Il cherchait une proie.
lolo-patchouli
« … De son bec, il a touché ma joue.
Dans ma main, il a glissé son cou... » Extrait de L'Aigle Noir, Barbara.
L'aigle noir de Barbara me titille lascivement l'organe de l'ouïe. Il m'a réveillée. J'en suis toute émoustillée. Des bas fonds de mon lit, je savoure cette mélodie jusqu'à la lie, j'en frémis aussi. Puis je me lève enfin. A pas feutrés je pénètre dans ma kitchenette. Ma petite chatte Molly me suit. Comme d'habitude, je gargarise mon haleine d'une gorgée de café froid de la veille. Puis je la recrache. Ça m'a donné envie de gerber. Je presse entre mes doigts un pamplemousse rose, je lèche sa pulpe et laisse s'écouler avec légèreté son nectar délicat le long de mon gosier encore ensommeillé. Ça m'a requinqué. Je commence à émerger, doucement. Puis je réalise. Il me reste à peine un quart d'heure pour prendre une douche, et me voilà repartie pour de nouvelles aventures. Ça devrait aller !

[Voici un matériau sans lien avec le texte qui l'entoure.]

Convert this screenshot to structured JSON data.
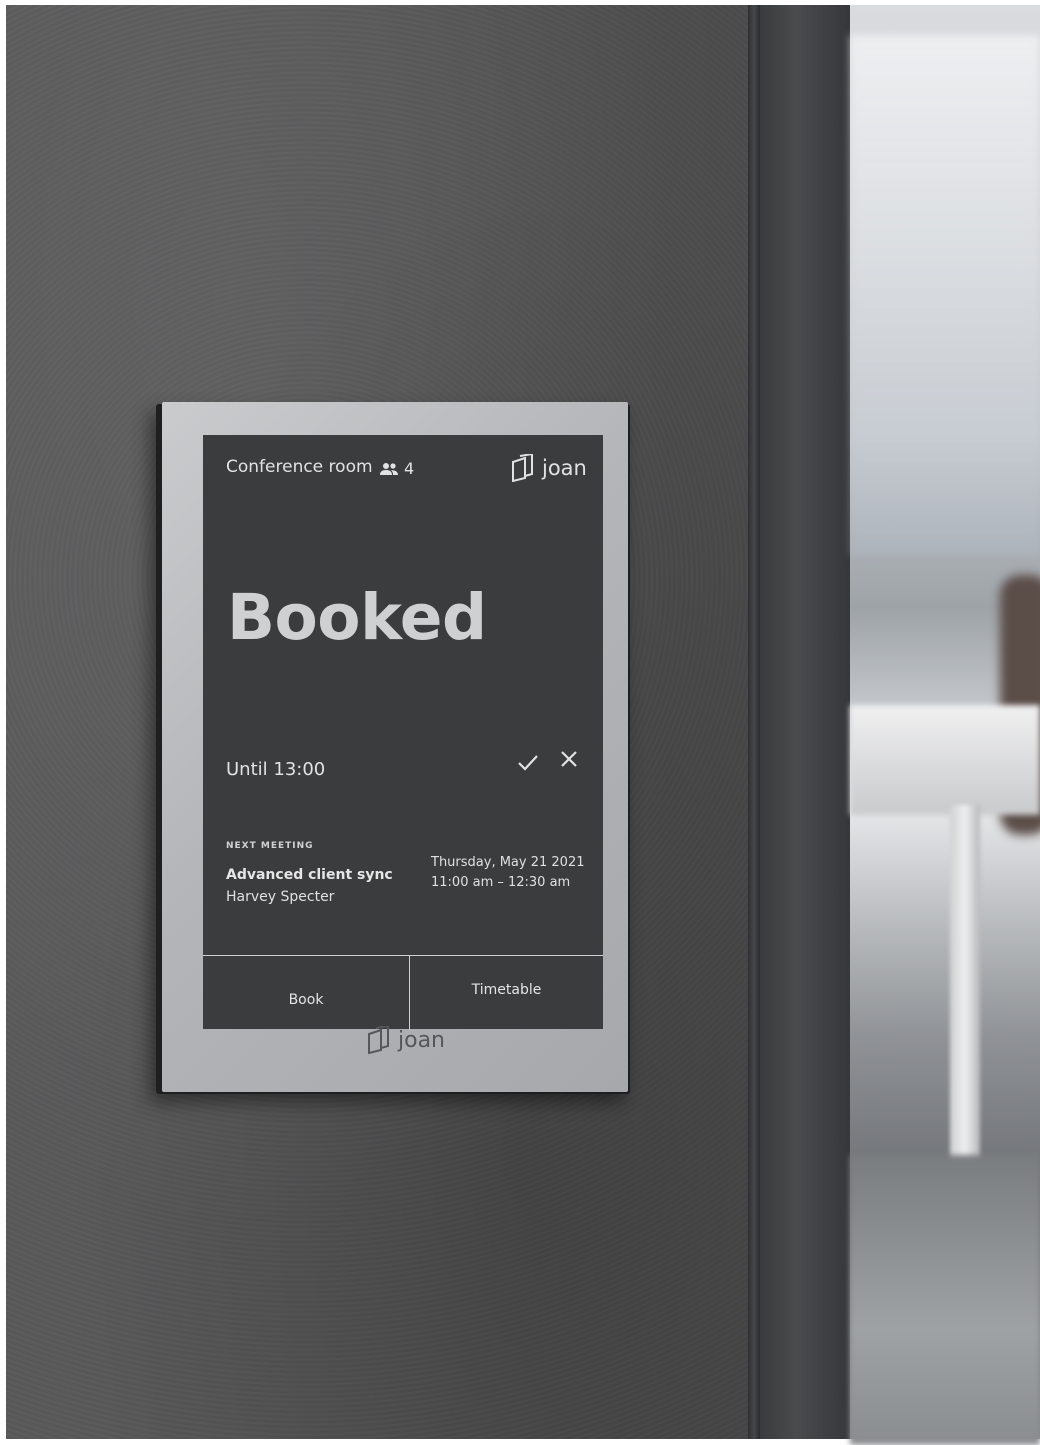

J'essaie de me hâter mais je n'ai pas fermé l'oeil droit de la nuit, le gauche non plus d'ailleurs, donc, je n'y parviens pas. Je me mets à trier des sapes, des pompes, des sapes, des bottes, des sapes, des bouquins, je lave des couverts. Je commence tout en même temps et je ne finis rien ! Molly se roule par terre, ronronne comme un sonneur, et elle aussi me déconcentre. Il faut se recentrer, c'est la rentrée.
J'imagine ces nouveaux visages que je ne connais pas, que je n'ai vu qu'une fois et qui me dévisagent de façon machinale. De grosses paires d'yeux curieux se posent partout autour de moi, et examinent sans pudeur la moindre parcelle de mon corps en émoi. Observant chacun de mes gestes, découpant même les mots de ma bouche, je me sens comme une biche traquée, tentant de fuir en pleine forêt, courant de tous côtés.
Vingt minutes plus tard, je finis par dévaler les escaliers et je débarque sur le trottoir.
Là, je décide de m'accorder une dernière trêve matinale. Juste pour quelques secondes. Juste histoire de prendre une respiration profonde avant d'affronter les nuisances rugissantes de la jungle urbaine où je crèche. Puis, sans que je m'en aperçoive je laisse mon esprit vagabonder, mon corps tout entier se libère. Je rêvasse, me délasse, je m'évade dans mes pensées. Je pars…
Je marche d'un pas nonchalant sans trop savoir encore où je vais, lentement. Je n'ai plus la notion du temps. Je sais juste qu'il est assez tôt le matin, parce que le square en bas de chez moi est presque vide. Les jardiniers, eux, sont déjà à l'œuvre. Ils ratissent, bêchent, gratouillent la terre fraîche, coupent des branches mortes, arrachent les herbes folles, plantent des citrouilles, débarrassent les cochonneries abandonnées par des promeneurs pourris, arrosent de leurs longs tuyaux les parterres encore endormis.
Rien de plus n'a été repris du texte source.